Lang heb ik me afgevraagd waarmee ik in vredesnaam een column of een blog, mochten Karin en ik daar ooit voor gevraagd worden, zou kunnen vullen. Ik maak geen fuck mee, om het modern uit te drukken. En dat mag je letterlijk opvatten, dat ‘geen fuck’, want ik heb het intussen al zestien jaar niet meer gedaan. Een rolstoelgebruiker ligt buitengewoon slecht in de markt bij de dames. In een vlaag van wanhoop heb ik zelfs overwogen om van geaardheid te veranderen, maar dat zou niks uithalen: als ik homo was zou ik genegeerd worden door mannen.  

Maar al dat geneuk in mijn autobiografische werk dan? Uit mijn duim gezogen. Omdat ik zoals gezegd geen flauw idee had waarover ik het moest hebben. De weinigen die het lazen heb ik op de mouw gespeld dat ik één keer in de maand gebruik maak van een escortservice en van plan ben om daar op gezette tIjden verslag van uit te brengen, als ik dat dan een keer of vierentwintig doe heb ik na twee jaar een heel boek bijeen. Om een beter overzicht te krijgen van het hele spectrum zou ik telkens over een andere sekswerker moeten rapporteren, maar waar ik niet op gerekend had was hoe duur het allemaal uitviel. Nog steeds had ik niets waar ik eens lekker lang over kon doorlullen. Daarna heb ik de weinigen die het lazen wijsgemaakt dat ik, omdat hoereren een rib uit mijn lijf was, in het mortuarium van een ziekenhuis had ingebroken en daar dan maar een meisje had uitgezocht.  

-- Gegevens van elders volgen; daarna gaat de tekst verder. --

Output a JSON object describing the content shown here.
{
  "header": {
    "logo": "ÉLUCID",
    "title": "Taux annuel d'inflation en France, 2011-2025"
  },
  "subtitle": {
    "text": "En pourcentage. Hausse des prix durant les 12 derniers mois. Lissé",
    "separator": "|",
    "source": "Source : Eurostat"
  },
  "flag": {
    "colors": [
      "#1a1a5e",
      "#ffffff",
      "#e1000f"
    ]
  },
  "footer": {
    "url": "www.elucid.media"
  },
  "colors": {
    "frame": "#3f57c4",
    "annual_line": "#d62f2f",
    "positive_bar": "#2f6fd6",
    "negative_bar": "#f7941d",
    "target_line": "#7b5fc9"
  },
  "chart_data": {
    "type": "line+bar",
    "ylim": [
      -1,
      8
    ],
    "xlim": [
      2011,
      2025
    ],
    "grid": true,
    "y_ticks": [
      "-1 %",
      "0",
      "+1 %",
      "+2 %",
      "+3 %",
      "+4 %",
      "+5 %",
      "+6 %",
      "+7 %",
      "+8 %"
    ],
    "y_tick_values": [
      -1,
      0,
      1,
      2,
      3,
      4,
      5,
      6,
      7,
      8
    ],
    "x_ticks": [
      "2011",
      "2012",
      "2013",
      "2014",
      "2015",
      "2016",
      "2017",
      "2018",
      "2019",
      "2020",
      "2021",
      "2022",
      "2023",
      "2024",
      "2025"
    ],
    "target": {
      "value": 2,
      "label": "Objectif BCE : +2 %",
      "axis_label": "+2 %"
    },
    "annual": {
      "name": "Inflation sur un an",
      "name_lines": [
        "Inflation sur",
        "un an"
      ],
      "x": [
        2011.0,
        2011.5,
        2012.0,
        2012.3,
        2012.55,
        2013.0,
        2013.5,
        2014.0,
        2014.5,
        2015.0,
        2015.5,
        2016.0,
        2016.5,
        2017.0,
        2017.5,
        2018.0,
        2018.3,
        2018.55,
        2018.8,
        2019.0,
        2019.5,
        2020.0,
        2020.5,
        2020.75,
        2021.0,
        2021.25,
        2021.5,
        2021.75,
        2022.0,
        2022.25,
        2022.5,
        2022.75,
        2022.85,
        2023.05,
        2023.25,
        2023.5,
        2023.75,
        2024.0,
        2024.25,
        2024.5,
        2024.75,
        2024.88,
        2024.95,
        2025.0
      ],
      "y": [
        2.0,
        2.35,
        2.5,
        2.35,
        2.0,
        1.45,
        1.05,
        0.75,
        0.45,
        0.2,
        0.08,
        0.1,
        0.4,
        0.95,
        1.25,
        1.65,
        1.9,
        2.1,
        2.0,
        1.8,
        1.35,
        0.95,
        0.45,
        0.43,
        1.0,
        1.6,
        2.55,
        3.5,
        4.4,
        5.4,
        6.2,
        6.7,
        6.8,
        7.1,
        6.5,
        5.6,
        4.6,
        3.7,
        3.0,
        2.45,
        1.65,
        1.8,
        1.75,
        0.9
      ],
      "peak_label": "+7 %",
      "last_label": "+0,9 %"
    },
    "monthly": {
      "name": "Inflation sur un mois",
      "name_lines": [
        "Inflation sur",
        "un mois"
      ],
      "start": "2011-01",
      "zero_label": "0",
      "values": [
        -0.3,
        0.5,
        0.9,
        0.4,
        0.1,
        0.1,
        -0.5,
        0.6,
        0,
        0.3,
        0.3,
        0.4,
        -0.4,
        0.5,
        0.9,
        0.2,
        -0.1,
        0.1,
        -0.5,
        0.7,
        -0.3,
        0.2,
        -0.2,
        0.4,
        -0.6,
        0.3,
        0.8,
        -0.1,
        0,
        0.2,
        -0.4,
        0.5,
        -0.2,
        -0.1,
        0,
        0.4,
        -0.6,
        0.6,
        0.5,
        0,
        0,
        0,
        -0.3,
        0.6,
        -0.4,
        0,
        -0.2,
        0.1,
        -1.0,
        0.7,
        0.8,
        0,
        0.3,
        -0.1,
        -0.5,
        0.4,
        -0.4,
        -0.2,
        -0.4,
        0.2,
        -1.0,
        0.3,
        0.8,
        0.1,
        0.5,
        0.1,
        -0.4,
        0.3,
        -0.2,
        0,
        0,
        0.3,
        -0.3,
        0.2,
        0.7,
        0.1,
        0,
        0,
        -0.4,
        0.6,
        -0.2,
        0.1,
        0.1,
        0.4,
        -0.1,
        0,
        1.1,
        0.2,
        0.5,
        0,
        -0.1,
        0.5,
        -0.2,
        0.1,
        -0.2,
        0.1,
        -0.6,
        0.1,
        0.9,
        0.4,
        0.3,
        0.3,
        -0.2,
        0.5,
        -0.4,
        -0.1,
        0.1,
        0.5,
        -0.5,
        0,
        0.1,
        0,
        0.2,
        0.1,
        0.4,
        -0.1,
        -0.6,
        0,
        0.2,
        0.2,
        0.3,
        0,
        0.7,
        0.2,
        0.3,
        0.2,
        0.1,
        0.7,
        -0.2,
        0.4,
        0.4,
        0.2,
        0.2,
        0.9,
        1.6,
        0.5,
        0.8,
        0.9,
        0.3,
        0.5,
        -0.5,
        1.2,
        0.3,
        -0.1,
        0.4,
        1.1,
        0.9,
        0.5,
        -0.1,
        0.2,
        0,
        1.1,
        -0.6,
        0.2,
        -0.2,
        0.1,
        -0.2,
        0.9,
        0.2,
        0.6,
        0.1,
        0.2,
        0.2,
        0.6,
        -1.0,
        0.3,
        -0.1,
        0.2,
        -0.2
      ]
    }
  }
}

Mensen lopen echter niet warm voor necrofilie. Misschien moet ik, in plaats van afstoten en ze van me te vervreemden, mensen inpakken en charmeren, hun harten voor me winnen met vrolijke ditjes en datjes. Wie zegt dat er één lang, samenhangend verhaal moet verteld worden? 

Een eerste ditje is bijvoorbeeld dit: 

In een van Karins blogjes, over hoe ze Peter Buwalda tegenkwam en vervolgens te schijterig  was om hem aan te spreken, schrijft mijn collega dat zij waarschijnlijk nooit een beroemde schrijver zal worden omdat ze ‘te gelukkig’ is. 

Ik zeg ‘pffft.’ Beroemd zijn kan de grootste malloot, wat telt is bekend zijn om een bepaald talent, gewaardeerd en gerespecteerd worden omdat je je vak verstaat. Maar verder heeft mijn ondergeschikte wel een punt: je hebt een portie tegenslag nodig om een grootheid te kunnen worden. Maar dan wel de optimale dosis ongeluk: bij een teveel beland je in een te diepe depressie en krijg je geen letter meer op papier, bij te weinig komt er ook weinig of niks terecht van voorgenomen creativiteit. Deze twee uitersten lijken ook wel enigszins op elkaar, of je nu de hele dag in bed ligt ten gevolge van een depressie, of omdat je zoals Karin de hele vorige nacht gefeest hebt en je een knoeper van een roes uit te slapen hebt: je bent tot niks in staat.  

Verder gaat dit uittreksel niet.